Every year, about 2,170 Australians receive a diagnosis that sounds like a death sentence: idiopathic pulmonary fibrosis, a disease that fills the lungs with scar tissue until breathing becomes impossible. Most patients survive only two to five years after diagnosis, and until now, doctors had only two drugs to offer—neither of which could heal the damage.
But researchers at two Australian universities may have cleared a path toward an actual cure.
A team from the University of Technology Sydney and Monash University has discovered a protein called vitronectin that appears to trigger the scarring process in the lungs of people with this disease. The findings, published in the journal Science Advances, could open the door to treatments that actually reverse the damage instead of just slowing it down.
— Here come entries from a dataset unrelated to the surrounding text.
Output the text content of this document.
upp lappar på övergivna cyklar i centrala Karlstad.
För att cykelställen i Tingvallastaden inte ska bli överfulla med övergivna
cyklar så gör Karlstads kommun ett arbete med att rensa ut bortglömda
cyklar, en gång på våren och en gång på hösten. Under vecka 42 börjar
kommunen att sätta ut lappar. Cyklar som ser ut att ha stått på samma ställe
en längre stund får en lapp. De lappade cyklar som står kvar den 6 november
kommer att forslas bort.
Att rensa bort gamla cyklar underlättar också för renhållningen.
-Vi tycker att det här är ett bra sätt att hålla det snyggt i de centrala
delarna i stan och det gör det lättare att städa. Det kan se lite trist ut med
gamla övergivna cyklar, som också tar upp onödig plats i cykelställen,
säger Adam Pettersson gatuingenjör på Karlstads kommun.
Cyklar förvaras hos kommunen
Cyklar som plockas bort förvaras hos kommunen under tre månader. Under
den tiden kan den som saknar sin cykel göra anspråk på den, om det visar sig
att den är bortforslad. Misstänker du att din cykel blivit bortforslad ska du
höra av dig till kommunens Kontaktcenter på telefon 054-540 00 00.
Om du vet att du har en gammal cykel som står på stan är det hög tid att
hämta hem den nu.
"In pulmonary fibrosis, the normal wound-healing process in the body goes wrong," said Associate Professor Gang Liu from UTS's School of Life Sciences. "Instead of repairing damaged tissue, it starts to produce scar tissue in the lungs."
The researchers found that immune cells called macrophages—whose job is normally to help repair injured tissue—can get reprogrammed to produce scarring instead. These macrophages were studied in a special 3D environment that mimics what happens inside a human lung, which is a big deal because scientists have struggled to study this process accurately before.
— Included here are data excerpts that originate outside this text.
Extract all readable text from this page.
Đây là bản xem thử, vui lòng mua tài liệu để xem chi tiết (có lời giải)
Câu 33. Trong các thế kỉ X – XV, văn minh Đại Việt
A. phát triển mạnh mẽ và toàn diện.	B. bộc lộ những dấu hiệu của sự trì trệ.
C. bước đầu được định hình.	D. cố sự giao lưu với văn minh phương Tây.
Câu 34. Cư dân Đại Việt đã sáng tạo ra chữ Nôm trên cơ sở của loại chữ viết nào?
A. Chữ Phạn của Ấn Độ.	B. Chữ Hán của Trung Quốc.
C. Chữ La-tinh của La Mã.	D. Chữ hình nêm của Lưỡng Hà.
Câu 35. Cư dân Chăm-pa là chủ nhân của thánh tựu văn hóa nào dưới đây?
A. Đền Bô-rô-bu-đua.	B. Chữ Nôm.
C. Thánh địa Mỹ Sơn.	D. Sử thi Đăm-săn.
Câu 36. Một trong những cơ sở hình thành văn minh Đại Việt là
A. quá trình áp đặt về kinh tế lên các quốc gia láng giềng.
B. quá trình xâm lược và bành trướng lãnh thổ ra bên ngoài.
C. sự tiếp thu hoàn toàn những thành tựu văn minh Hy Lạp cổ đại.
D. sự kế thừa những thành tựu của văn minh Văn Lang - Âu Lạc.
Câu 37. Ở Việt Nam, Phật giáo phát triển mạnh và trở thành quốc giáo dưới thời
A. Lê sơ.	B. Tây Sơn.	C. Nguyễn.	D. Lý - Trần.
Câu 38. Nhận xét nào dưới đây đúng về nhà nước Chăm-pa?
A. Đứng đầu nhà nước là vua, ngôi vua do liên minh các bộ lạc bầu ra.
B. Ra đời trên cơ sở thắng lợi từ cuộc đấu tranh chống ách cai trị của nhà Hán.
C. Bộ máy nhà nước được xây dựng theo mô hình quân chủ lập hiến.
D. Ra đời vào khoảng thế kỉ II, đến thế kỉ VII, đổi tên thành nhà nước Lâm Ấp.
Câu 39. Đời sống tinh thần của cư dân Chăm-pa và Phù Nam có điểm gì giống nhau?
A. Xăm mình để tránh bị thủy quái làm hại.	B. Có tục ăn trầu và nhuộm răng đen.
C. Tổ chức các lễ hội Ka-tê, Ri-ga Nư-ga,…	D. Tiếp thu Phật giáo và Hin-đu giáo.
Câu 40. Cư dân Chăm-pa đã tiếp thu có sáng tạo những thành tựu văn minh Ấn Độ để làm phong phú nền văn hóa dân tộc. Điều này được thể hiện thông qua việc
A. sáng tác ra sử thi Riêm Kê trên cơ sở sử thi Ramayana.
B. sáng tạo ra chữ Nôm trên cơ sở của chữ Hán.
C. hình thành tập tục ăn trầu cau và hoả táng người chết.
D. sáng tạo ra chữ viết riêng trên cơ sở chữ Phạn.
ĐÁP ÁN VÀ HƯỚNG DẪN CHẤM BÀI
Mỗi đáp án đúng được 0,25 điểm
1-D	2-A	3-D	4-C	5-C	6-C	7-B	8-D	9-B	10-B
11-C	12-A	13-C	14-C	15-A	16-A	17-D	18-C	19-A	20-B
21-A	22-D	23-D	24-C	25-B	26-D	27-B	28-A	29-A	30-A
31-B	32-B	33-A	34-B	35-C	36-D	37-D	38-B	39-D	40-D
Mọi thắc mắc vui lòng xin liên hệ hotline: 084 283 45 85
"We normally think of vitronectin as a structural protein that maintains the integrity of organs like the lungs," said Associate Professor Katrina Binger from Monash University's Department of Biochemistry and Molecular Biology. "But we found it can also act as a signal. Vitronectin changes how macrophages produce energy, and this drives them to a heightened fibrotic state."
The 3D culture results matched what the researchers saw in animal studies and in tissue samples taken directly from IPF patients, which gives them confidence the discovery is real and relevant to human disease.
Now, the team is working to identify drugs that can block vitronectin and stop the scarring before it starts. "Understanding this mechanism is critical to identifying new therapeutic agents for patients with fibrosis," Liu said. "Now we can work to identify new drugs that can most effectively inhibit vitronectin so we can translate this research into clinical practice and help find a new cure for this debilitating disease."
For the hundreds of thousands of people worldwide living with this disease, the discovery offers something rare: real hope that better treatments—and maybe even a cure—could be coming.